Sí, estaba yo ante el mito de los ochenta, y podía humillarla y llamar a seguridad. Pero una voz interior me dijo: “para el carro, tonta, que si echas a las de cincuenta años recauchutadas de bótox te vas a quedar sola con las hijas de Putin, y a ver cómo lo resuelves si no es con un delirium tremens”. Así que enjareté otro pisco con su angostura flotando justo in the middle y pegué la hebra con la fantástica y un macizo que se nos unió, hasta que la mujer amenazó con hacerme confidencias siderales.
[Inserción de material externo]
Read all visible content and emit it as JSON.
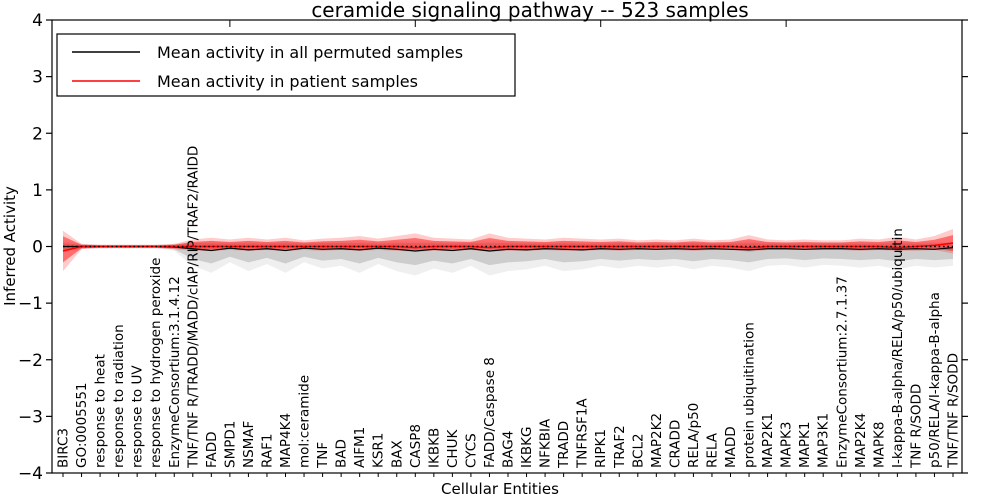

Momento en el que vacié mi copa en su escote -también recauchutado- y puse pies en polvorosa.

Cien encuentros en la tercera fase después entendí que era el momento de retirarse. Mis pies habían doblado su volumen por efecto de unos tacones diseñados por la santa Inquisición y mi rouge rojo sangre de pichón no admitía más repasaditas. Quería descalzarme in situ, pero eso sólo puedes hacerlo si te llamas Ava Gardner y te la sudan las rusas lánguidas. Así que esperé a entrar en el taxi, descangallada, y en un perfecto ruso indiqué la dirección al conductor. Yo sola, por fin, sin más competencia a la vista que los neones de la ciudad.